‘Art as Ritual: Is art reclaiming the sacred in secular culture?’, I’m investigating how art may be our way of continuing to practice ritual in a culture that doesn’t integrate it directly into our daily lives anymore. I’m interested in the subject because my life and way of being up until my 30s had been incredibly unstructured, my brain is often all over the place. More and more however, we’re seeing books (such as Atomic Habits) and podcasts coming out about the benefits of structure and frameworks in order to keep a healthy mind and body.

Structure is often seen as a force for evil, it has been used, in the past as a way to oppress, to dictate and to marginalise. A very understandable retaliation to this rigidness within society was to break free, worship authenticity and allow people to express themselves as they please. However doing completely away with social ritual has had its negative effects, making us focus more on the self, less on community and forcing us to feel like we need to find our most ‘Authentic self’ whatever that means… It’s led to over self analysis (something I’m very guilty of) and inability to step outside oneself. My paper is suggesting that having a personal art practice or engaging in art, can attend to the biological need of ritual built into us and therefore give us autonomy over what rituals we engage in thus protecting us from outside influences such as political agenda and religious doctrine (or simply not doom scrolling).

Ironically, my main issue when writing this paper, is it’s structure. Which now I’m writing that is beautifully poetic. This isn’t a new thing, my brain explodes on paper, it doesn’t drip out into neat lines. I find it hard to imagine the reader and have realised over the course of my life that I don’t understand WHY I would put the readers ability to understand something over the information I have to share (Something that is apparently very common in neurodivergent folk, and I being ADHD, with a family of mainly autistic people, feel this is possibly the cause).

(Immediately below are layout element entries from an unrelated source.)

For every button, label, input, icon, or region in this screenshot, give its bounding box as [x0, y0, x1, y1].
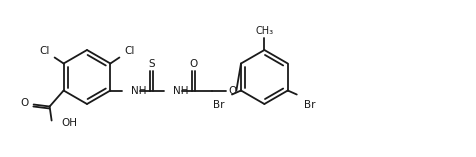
Text: Cl: Cl [124, 46, 134, 57]
Text: Br: Br [303, 100, 315, 109]
Text: CH₃: CH₃ [255, 26, 273, 36]
Text: O: O [189, 59, 197, 68]
Text: Cl: Cl [40, 46, 50, 57]
Text: NH: NH [131, 86, 147, 95]
Text: O: O [20, 98, 29, 108]
Text: S: S [148, 59, 154, 68]
Text: Br: Br [213, 100, 224, 109]
Text: O: O [228, 86, 236, 95]
Text: NH: NH [173, 86, 188, 95]
Text: OH: OH [61, 119, 78, 128]
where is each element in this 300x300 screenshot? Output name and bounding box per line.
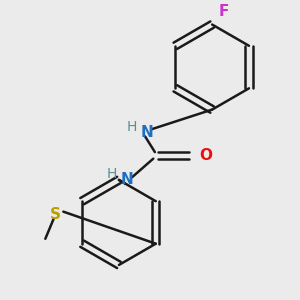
- Text: N: N: [140, 125, 153, 140]
- Text: H: H: [106, 167, 117, 181]
- Text: F: F: [219, 4, 229, 19]
- Text: H: H: [127, 120, 137, 134]
- Text: O: O: [199, 148, 212, 163]
- Text: N: N: [121, 172, 134, 188]
- Text: S: S: [50, 207, 61, 222]
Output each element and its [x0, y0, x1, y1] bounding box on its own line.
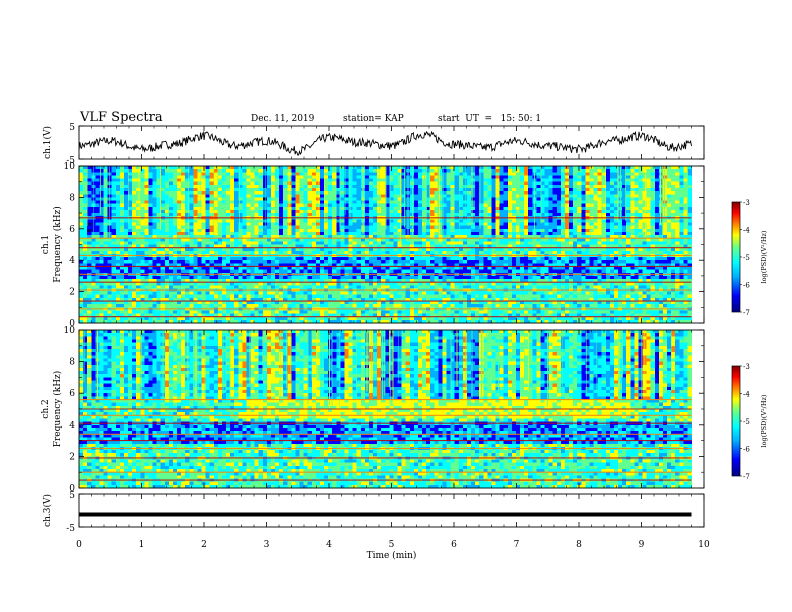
header-start-time: start UT = 15: 50: 1 — [438, 114, 542, 124]
colorbar-tick-label: -7 — [743, 473, 750, 481]
colorbar-tick-label: -3 — [743, 363, 750, 371]
panel-ch1-spectrogram: 0 2 4 6 8 10 ch.1 Frequency (kHz) -3 -4 -5 -6 -7 log(… — [41, 162, 768, 329]
colorbar-ch2-spectrogram: -3 -4 -5 -6 -7 log(PSD)(V²/Hz) — [731, 363, 768, 481]
xtick-label: 8 — [576, 540, 582, 550]
xtick-label: 9 — [639, 540, 645, 550]
colorbar-label: log(PSD)(V²/Hz) — [760, 230, 768, 283]
colorbar-tick-label: -5 — [743, 418, 750, 426]
colorbar-ch1-spectrogram: -3 -4 -5 -6 -7 log(PSD)(V²/Hz) — [731, 199, 768, 317]
ytick-label: 10 — [64, 162, 76, 172]
ylabel-channel: ch.1 — [41, 235, 51, 254]
ytick-label: 2 — [69, 288, 75, 298]
colorbar-tick-label: -6 — [743, 282, 750, 290]
ytick-label: 0 — [69, 484, 75, 494]
xtick-label: 0 — [76, 540, 82, 550]
colorbar-tick-label: -5 — [743, 254, 750, 262]
xaxis-label: Time (min) — [367, 550, 417, 561]
ytick-label: 4 — [69, 421, 75, 431]
colorbar-tick-label: -3 — [743, 199, 750, 207]
xtick-label: 6 — [451, 540, 457, 550]
header-title: VLF Spectra — [80, 110, 163, 125]
header-date: Dec. 11, 2019 — [251, 114, 315, 124]
ytick-label: 6 — [69, 389, 75, 399]
ytick-label: 5 — [69, 123, 75, 133]
ch1-trace — [78, 130, 692, 156]
ytick-label: 8 — [69, 193, 75, 203]
ytick-label: 6 — [69, 225, 75, 235]
colorbar-tick-label: -7 — [743, 309, 750, 317]
xtick-label: 7 — [514, 540, 520, 550]
xtick-label: 5 — [389, 540, 395, 550]
colorbar-gradient — [731, 201, 741, 313]
xtick-label: 2 — [201, 540, 207, 550]
time-axis-layer: 0 1 2 3 4 5 6 7 8 9 10 Time (min) — [76, 540, 710, 561]
ylabel-frequency: Frequency (kHz) — [52, 206, 63, 283]
colorbar-tick-label: -6 — [743, 446, 750, 454]
xtick-label: 1 — [139, 540, 145, 550]
ytick-label: 8 — [69, 358, 75, 368]
ylabel-ch1-waveform: ch.1(V) — [42, 126, 53, 159]
panel-ch1-waveform: 5 -5 ch.1(V) — [42, 123, 705, 166]
panel-ch2-spectrogram: 0 2 4 6 8 10 ch.2 Frequency (kHz) -3 -4 -5 -6 -7 log(… — [41, 326, 768, 494]
ylabel-ch3-level: ch.3(V) — [42, 494, 53, 527]
ytick-label: 5 — [69, 491, 75, 501]
xtick-label: 3 — [264, 540, 270, 550]
ytick-label: -5 — [66, 524, 75, 534]
ytick-label: 2 — [69, 452, 75, 462]
ytick-label: 10 — [64, 326, 76, 336]
panel-ch3-level: 5 -5 ch.3(V) — [42, 491, 705, 534]
ytick-label: 4 — [69, 256, 75, 266]
ylabel-channel: ch.2 — [41, 399, 51, 418]
xtick-label: 4 — [326, 540, 332, 550]
ylabel-frequency: Frequency (kHz) — [52, 371, 63, 448]
header-station: station= KAP — [343, 114, 404, 124]
spectrogram-cells — [78, 166, 692, 324]
colorbar-tick-label: -4 — [743, 391, 750, 399]
colorbar-label: log(PSD)(V²/Hz) — [760, 394, 768, 447]
colorbar-tick-label: -4 — [743, 227, 750, 235]
colorbar-gradient — [731, 365, 741, 477]
ytick-label: 0 — [69, 319, 75, 329]
ytick-label: -5 — [66, 156, 75, 166]
xtick-label: 10 — [698, 540, 710, 550]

My supervisor meeting was 30 minutes of critique, during it, it felt like being prodded with pins whilst smiling, after it, I realised I had a load of notes that could now turn my paper into something actually legible. I’ve spent most of this morning just writing a structure, and I mean a very very clear and precise structure, where every detail is described for each sentence. Each citation placement. If I don’t do this, I flitter. It feels the same as my urge to run as a child. Any opportunity I would run from whoever was looking after me and I didn’t understand why I shouldn’t, didn’t get why everyone kept telling me to stop. My mind is the same, it runs down the page until I reluctantly FORCE myself to sit inside a box.

I would say its an authority thing but I was four when this started. If there’s one thing that makes me believe in epigenetics it’s this.

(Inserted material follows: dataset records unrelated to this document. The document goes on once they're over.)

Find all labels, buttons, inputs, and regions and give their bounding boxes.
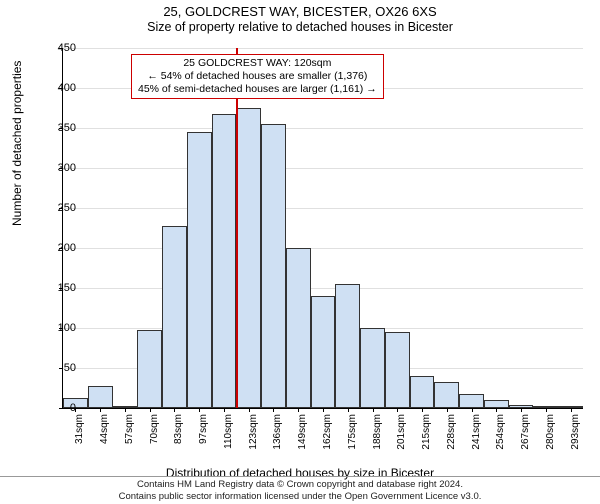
gridline xyxy=(63,208,583,209)
xtick-mark xyxy=(447,408,448,412)
histogram-bar xyxy=(459,394,484,408)
xtick-mark xyxy=(298,408,299,412)
xtick-mark xyxy=(224,408,225,412)
histogram-bar xyxy=(434,382,459,408)
xtick-mark xyxy=(150,408,151,412)
histogram-bar xyxy=(311,296,336,408)
xtick-label: 175sqm xyxy=(347,414,358,460)
footer: Contains HM Land Registry data © Crown c… xyxy=(0,476,600,502)
y-axis-label: Number of detached properties xyxy=(10,61,24,226)
xtick-mark xyxy=(125,408,126,412)
xtick-mark xyxy=(496,408,497,412)
plot-region: 25 GOLDCREST WAY: 120sqm← 54% of detache… xyxy=(62,48,583,409)
xtick-mark xyxy=(174,408,175,412)
histogram-bar xyxy=(335,284,360,408)
xtick-label: 123sqm xyxy=(248,414,259,460)
annotation-box: 25 GOLDCREST WAY: 120sqm← 54% of detache… xyxy=(131,54,384,99)
page-title: 25, GOLDCREST WAY, BICESTER, OX26 6XS xyxy=(0,4,600,19)
ytick-label: 300 xyxy=(58,162,76,174)
xtick-mark xyxy=(546,408,547,412)
ytick-label: 100 xyxy=(58,322,76,334)
xtick-label: 267sqm xyxy=(520,414,531,460)
xtick-label: 188sqm xyxy=(372,414,383,460)
xtick-mark xyxy=(571,408,572,412)
histogram-bar xyxy=(286,248,311,408)
ytick-label: 150 xyxy=(58,282,76,294)
histogram-bar xyxy=(261,124,286,408)
xtick-mark xyxy=(249,408,250,412)
chart-area: 25 GOLDCREST WAY: 120sqm← 54% of detache… xyxy=(62,48,582,408)
ytick-label: 0 xyxy=(70,402,76,414)
xtick-label: 254sqm xyxy=(495,414,506,460)
xtick-label: 83sqm xyxy=(173,414,184,460)
ytick-mark xyxy=(59,368,63,369)
xtick-label: 201sqm xyxy=(396,414,407,460)
xtick-mark xyxy=(323,408,324,412)
ytick-label: 400 xyxy=(58,82,76,94)
xtick-mark xyxy=(521,408,522,412)
xtick-mark xyxy=(100,408,101,412)
gridline xyxy=(63,48,583,49)
xtick-label: 293sqm xyxy=(570,414,581,460)
histogram-bar xyxy=(162,226,187,408)
xtick-mark xyxy=(348,408,349,412)
xtick-label: 97sqm xyxy=(198,414,209,460)
xtick-label: 57sqm xyxy=(124,414,135,460)
xtick-label: 136sqm xyxy=(272,414,283,460)
histogram-bar xyxy=(385,332,410,408)
ytick-label: 350 xyxy=(58,122,76,134)
histogram-bar xyxy=(484,400,509,408)
histogram-bar xyxy=(360,328,385,408)
xtick-mark xyxy=(273,408,274,412)
xtick-label: 110sqm xyxy=(223,414,234,460)
xtick-label: 280sqm xyxy=(545,414,556,460)
xtick-label: 70sqm xyxy=(149,414,160,460)
xtick-mark xyxy=(397,408,398,412)
histogram-bar xyxy=(236,108,261,408)
footer-line-2: Contains public sector information licen… xyxy=(0,491,600,502)
ytick-label: 250 xyxy=(58,202,76,214)
annotation-line: ← 54% of detached houses are smaller (1,… xyxy=(138,70,377,83)
annotation-line: 25 GOLDCREST WAY: 120sqm xyxy=(138,57,377,70)
xtick-mark xyxy=(422,408,423,412)
xtick-mark xyxy=(373,408,374,412)
gridline xyxy=(63,128,583,129)
ytick-label: 50 xyxy=(64,362,76,374)
gridline xyxy=(63,248,583,249)
chart-subtitle: Size of property relative to detached ho… xyxy=(0,20,600,34)
gridline xyxy=(63,168,583,169)
xtick-label: 149sqm xyxy=(297,414,308,460)
histogram-bar xyxy=(410,376,435,408)
reference-line xyxy=(236,48,238,408)
gridline xyxy=(63,288,583,289)
ytick-mark xyxy=(59,408,63,409)
ytick-label: 200 xyxy=(58,242,76,254)
footer-line-1: Contains HM Land Registry data © Crown c… xyxy=(0,479,600,490)
xtick-mark xyxy=(472,408,473,412)
xtick-label: 162sqm xyxy=(322,414,333,460)
histogram-bar xyxy=(187,132,212,408)
xtick-label: 44sqm xyxy=(99,414,110,460)
xtick-label: 241sqm xyxy=(471,414,482,460)
xtick-label: 228sqm xyxy=(446,414,457,460)
annotation-line: 45% of semi-detached houses are larger (… xyxy=(138,83,377,96)
histogram-bar xyxy=(137,330,162,408)
histogram-bar xyxy=(212,114,237,408)
ytick-label: 450 xyxy=(58,42,76,54)
histogram-bar xyxy=(88,386,113,408)
xtick-label: 31sqm xyxy=(74,414,85,460)
xtick-mark xyxy=(199,408,200,412)
xtick-label: 215sqm xyxy=(421,414,432,460)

EDIT: I’ve come back to this post after reading it a few times. But it’s linking back to something else I’ve written about previously, referring to my way of learning how to drive. That for some reason I didn’t do it correctly until it’s time for the test. This is similar to the idea that people with ADHD function better under pressure or with deadline. But it feels like something different, like I’m getting to the crux of how I view the world slightly differently and how thats effected me over time. I have to throw words in the air and then let them be free for a while before I pull them into structure the same as needing to be relaxed and focused on one thing rather than pulling my driving into a perfect sequence everytime. The first instance of this I remember was when I scribbled on bits of paper as a kid and turned them into coloured art works by colouring the lines in neatly. My reception teacher told off the class because she just saw the scribbles. Chaos then structure. I used to get mad when people didn’t trust the chaos. I still sometimes do, just not outwardly.

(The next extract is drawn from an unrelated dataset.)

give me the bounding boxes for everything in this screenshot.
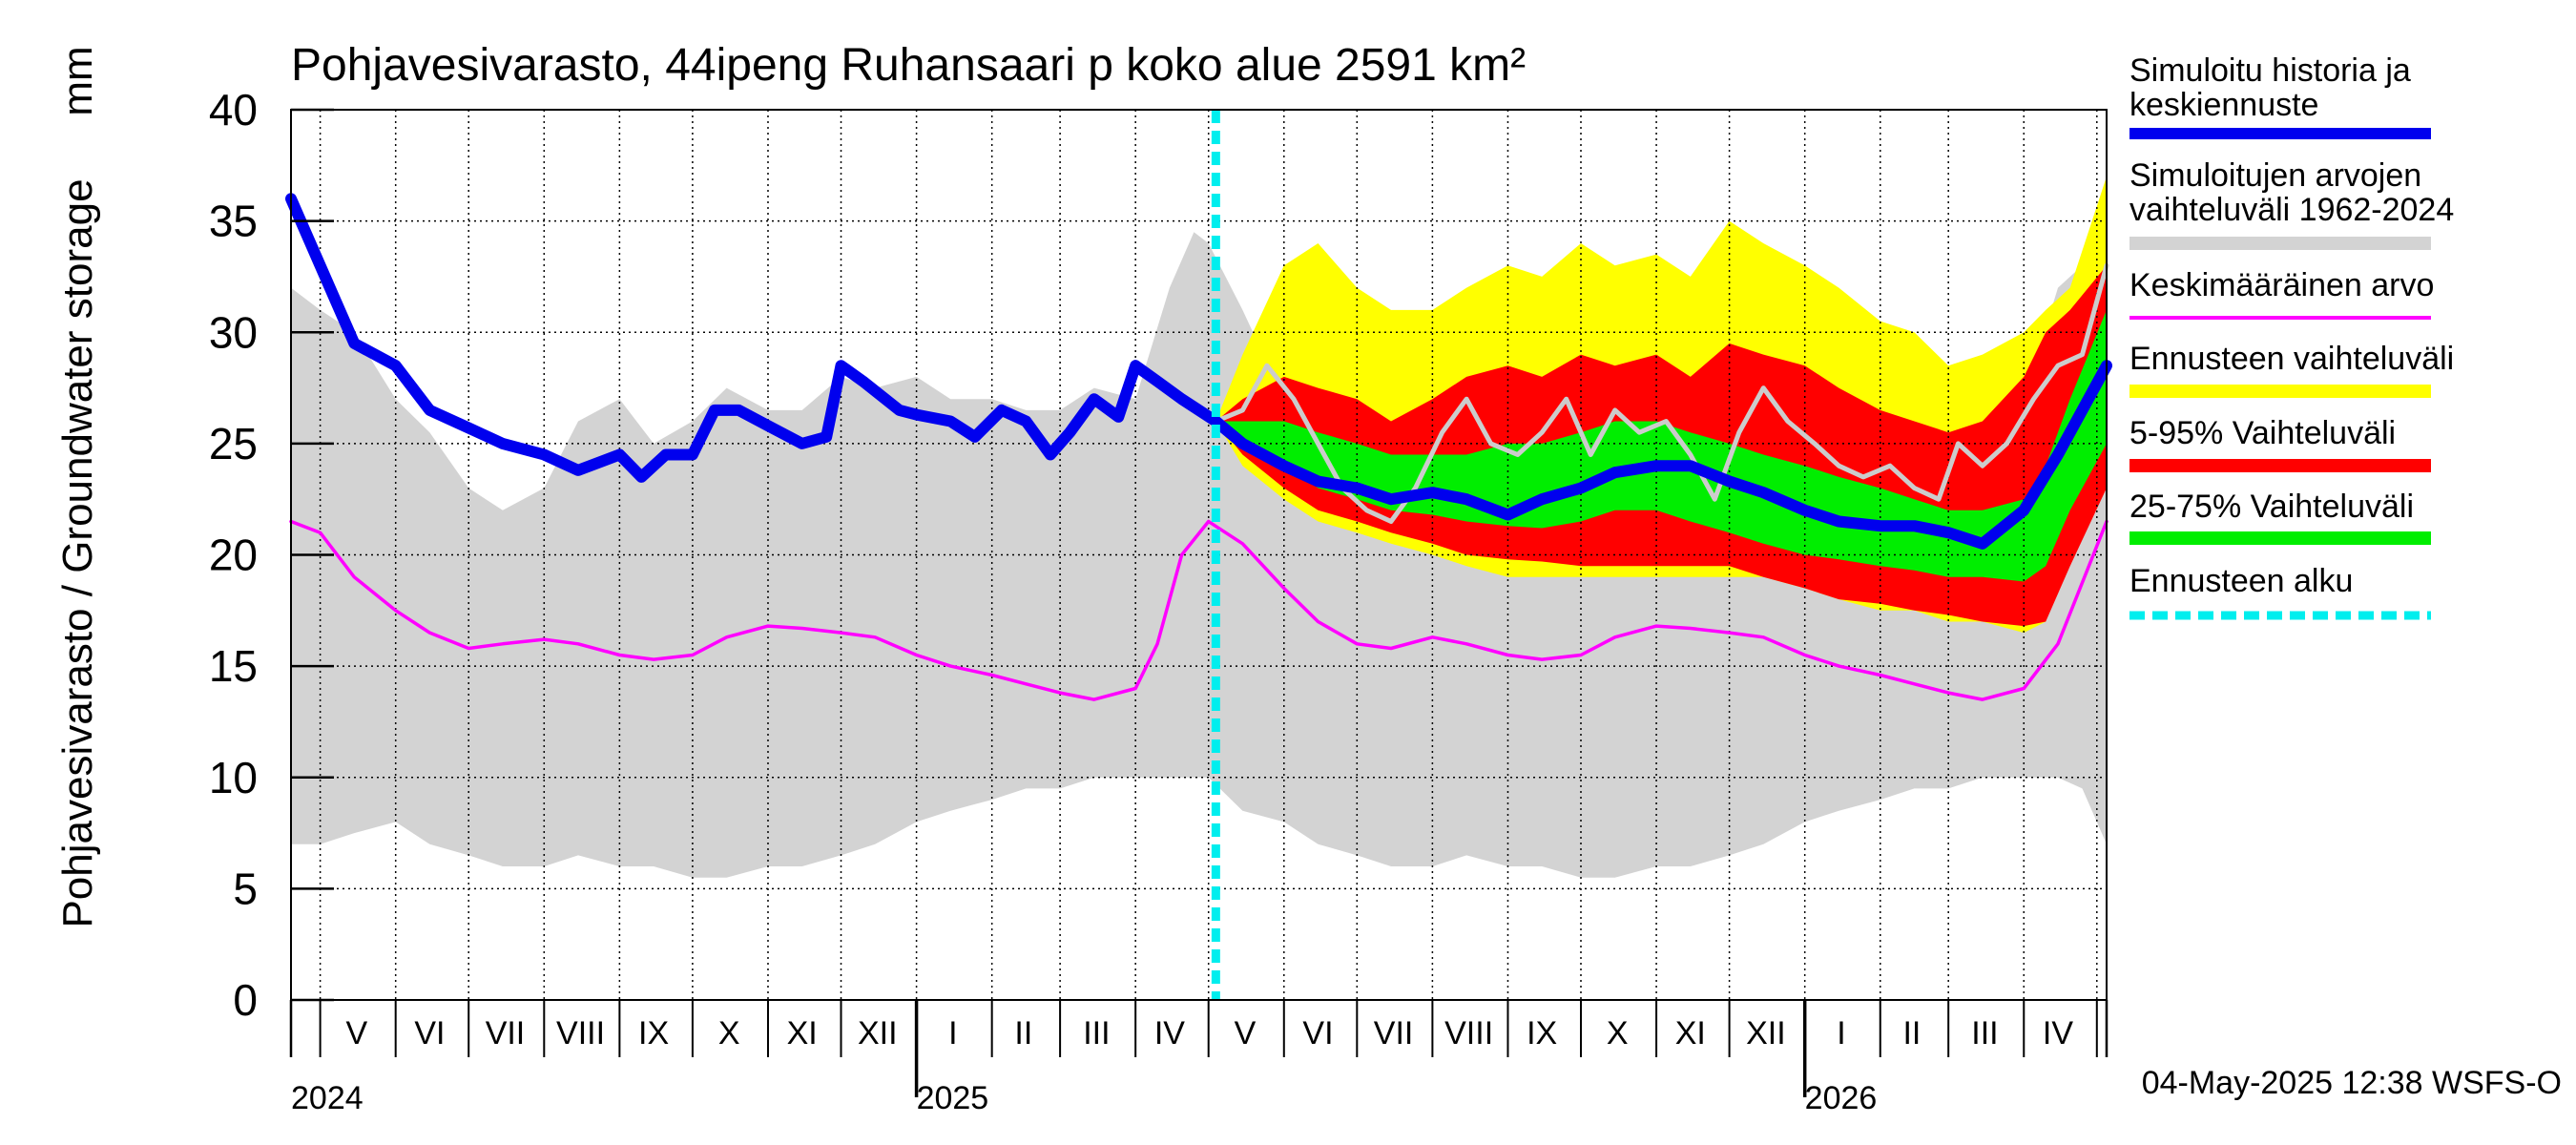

I feel like everything has to be thrown upwards and can be left to float around in the air until the very last moment when gravity hits. It’s not because I CAN’T do it well, its because it doesn’t make sense to do it any other way to me. Whether I’ll ever get to the why, I don’t know. And if I were to listen to my own research paper the WHY doesn’t really matter. Am I hiding it away like a squirrel? Do I want to be accepted even when messy? Am I hating expectations? Am I rebelling against perfectionism for as long as possible? It’s interesting to have finally put into words the ‘strangeness’ I have felt about how my brain works. Like I expect everyone to trust that even though everything’s a mess, I still know what I’m doing.